Are you not thinking about babies? I'm trying not to these days.

Do you have babies? Were you blessed with them naturally or with help or adoption? Don't have any.

What advise would you give to someone having issues or feeling down about the whole process?
Don't compare yourself to others - it's different for everyone. I'd also advise people to stop asking people who are TTC, "When are you going to have a baby." They have NO idea.

Lastly (and random), what's your favorite color? Orange.

(Maybe tomorrow I'll get back to actually writing a post... maybe.)

Good luck in this 2WW. I hope it goes really well for you!
DC said…
We've been TTC #1 for over three years. We're getting ready to embark on IVF attempt #4.

My favorite color is pink. :)
Betty M said…
I have two children from 2 separate IVF cycles, I also have a FET and a failed cycle to my name and two miscarriages (from the FET and a surprise natural pregnancy post all the treatment).

I wish I had known about blogs when I started.

I love red.

Thank you for stopping by my blog - it is much appreciated.
alicia said…
Here from NaComLeavMo

I like this post! cute idea!

I have been ttc for 2 years, no success. We have been going to the fertility clinic for 6 months now. We just finished our first IUI, after 3 failed months on CLomid, and are really hopeing it will work. I test on fathers day! We plan on doing another 2 IUI's and then doing IVF after we can afford it.

We are currently going through the adoption process too! We have always wanted to adopt and the TTTC kinda pushed us to do it faster! They say we will be matched by Christmas! So we are pretty excited!
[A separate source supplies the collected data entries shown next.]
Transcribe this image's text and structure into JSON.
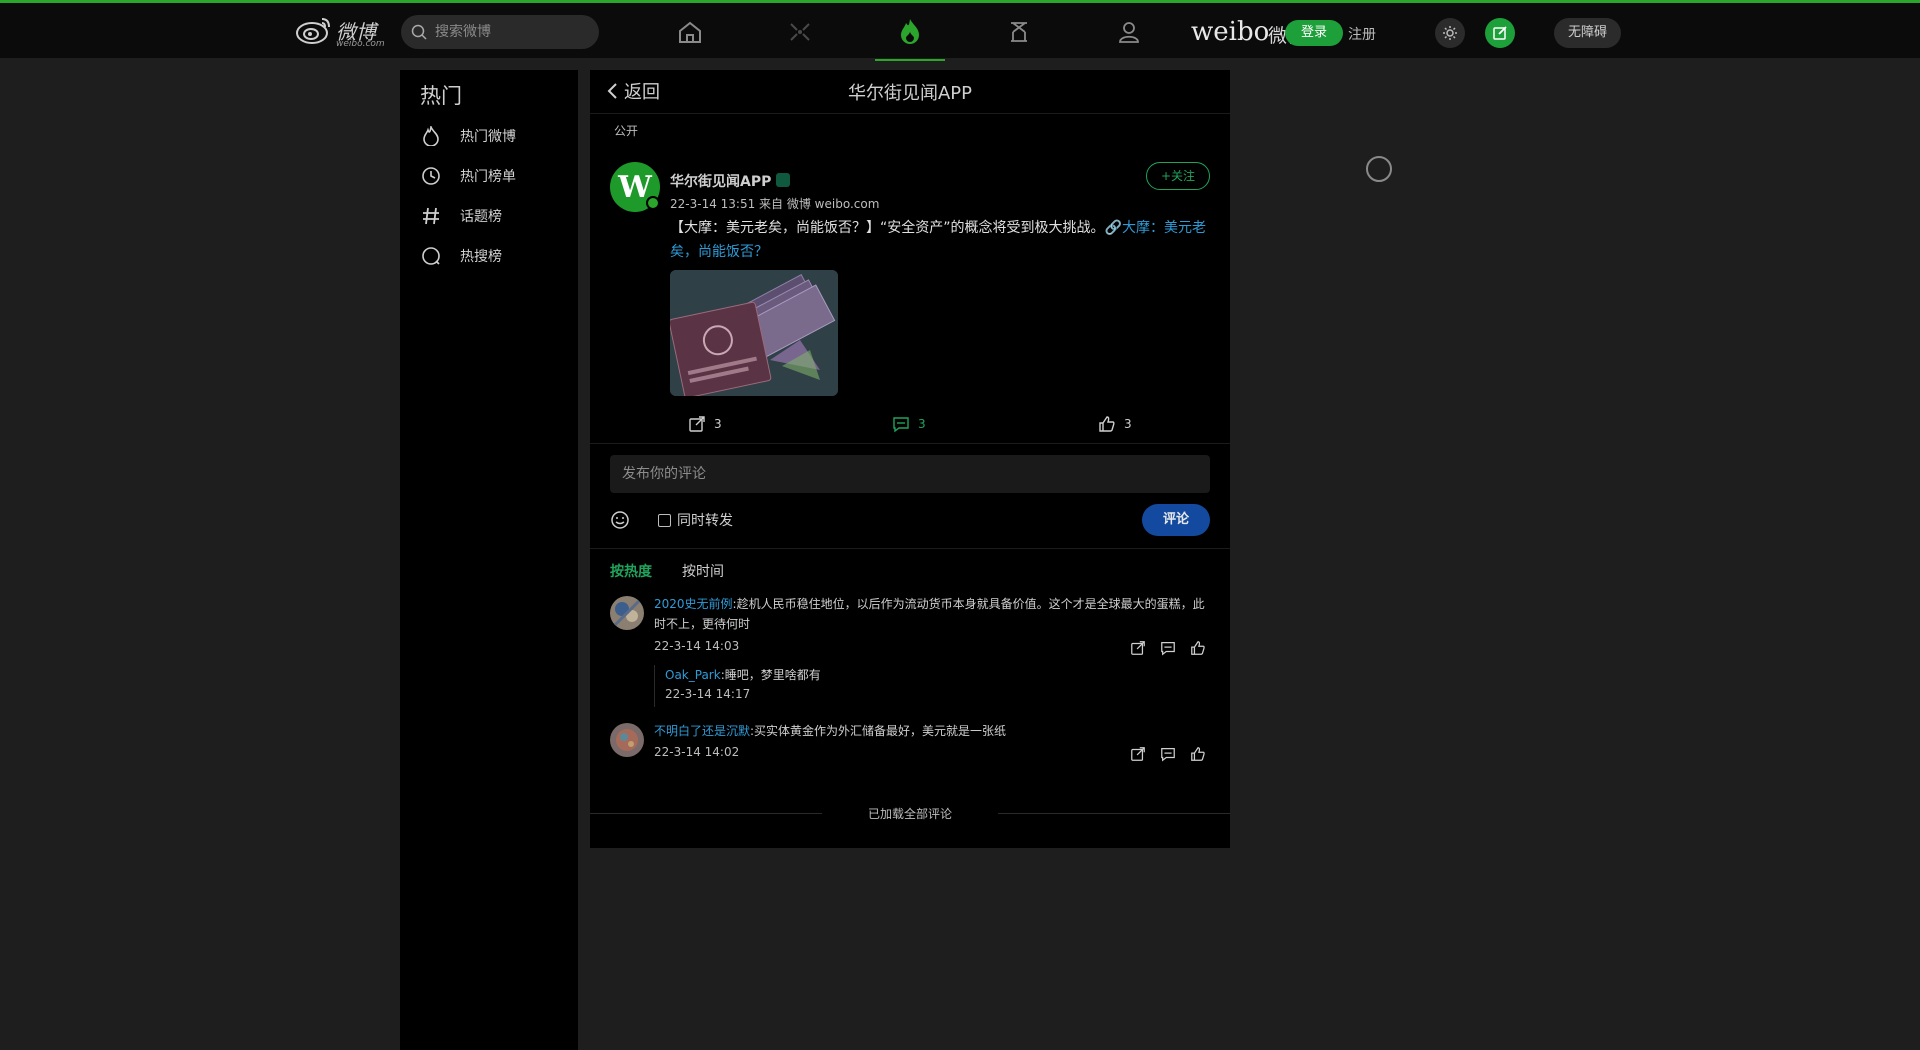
{
  "header": {
    "logo_text": "微博",
    "logo_sub": "weibo.com",
    "search_placeholder": "搜索微博",
    "nav_icons": [
      "home-icon",
      "video-icon",
      "hot-icon",
      "game-icon",
      "profile-icon"
    ],
    "weibo_word": "weibo",
    "weibo_cn": "微博",
    "login_label": "登录",
    "register_label": "注册",
    "accessibility_label": "无障碍",
    "accent_color": "#2ca52c"
  },
  "sidebar": {
    "title": "热门",
    "items": [
      {
        "label": "热门微博",
        "icon": "flame-icon"
      },
      {
        "label": "热门榜单",
        "icon": "clock-icon"
      },
      {
        "label": "话题榜",
        "icon": "hash-icon"
      },
      {
        "label": "热搜榜",
        "icon": "search-circle-icon"
      }
    ]
  },
  "main": {
    "back_label": "返回",
    "page_title": "华尔街见闻APP",
    "visibility": "公开",
    "post": {
      "author": "华尔街见闻APP",
      "avatar_letter": "W",
      "meta": "22-3-14 13:51  来自 微博 weibo.com",
      "follow_label": "+关注",
      "text": "【大摩：美元老矣，尚能饭否？】“安全资产”的概念将受到极大挑战。",
      "link_text": "🔗大摩：美元老矣，尚能饭否？",
      "repost_count": "3",
      "comment_count": "3",
      "like_count": "3"
    },
    "comment_box": {
      "placeholder": "发布你的评论",
      "repost_label": "同时转发",
      "submit_label": "评论"
    },
    "sort_tabs": [
      "按热度",
      "按时间"
    ],
    "comments": [
      {
        "user": "2020史无前例",
        "text": ":趁机人民币稳住地位，以后作为流动货币本身就具备价值。这个才是全球最大的蛋糕，此时不上，更待何时",
        "time": "22-3-14 14:03",
        "reply": {
          "user": "Oak_Park",
          "text": ":睡吧，梦里啥都有",
          "time": "22-3-14 14:17"
        }
      },
      {
        "user": "不明白了还是沉默",
        "text": ":买实体黄金作为外汇储备最好，美元就是一张纸",
        "time": "22-3-14 14:02"
      }
    ],
    "end_text": "已加载全部评论"
  }
}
Advice for someone feeling down about the whole thing....well IF sucks. It can consume you and rob you of the joys of life. It is unfair and unkind, but there isn't anything us choosen to suffer from it can do! So I am trying to focus on the things that I love that I may not be abel to do later in life. Like going to classes, doign art, trips and spending quality time with DH! My adivce would be to enjoy life as much as you can, because soon there will be a baby and life will be sooo different!

Purple!!! best color ever.

Thanks for the post! You rock!
SAHW said…
Great post idea! I'm returning a visit from NCLM. :)

We are TTC, and definitely having trouble. It's been more than a year of official TTC-ing, close to two years unofficially. I'm almost done with the preliminary tests and will meet for the follow-up at the fertility clinic next week to know where we're going next.

Advice: I'm a praying person, so prayer is the first thing I turn to. Other than that, I've found blogging to be really helpful. I like reading the spectrum of IF blogs - reading success stories gives me hope, reading loss stories helps me keep my perspective, and reading stories of those in the trenches helps me feel not alone.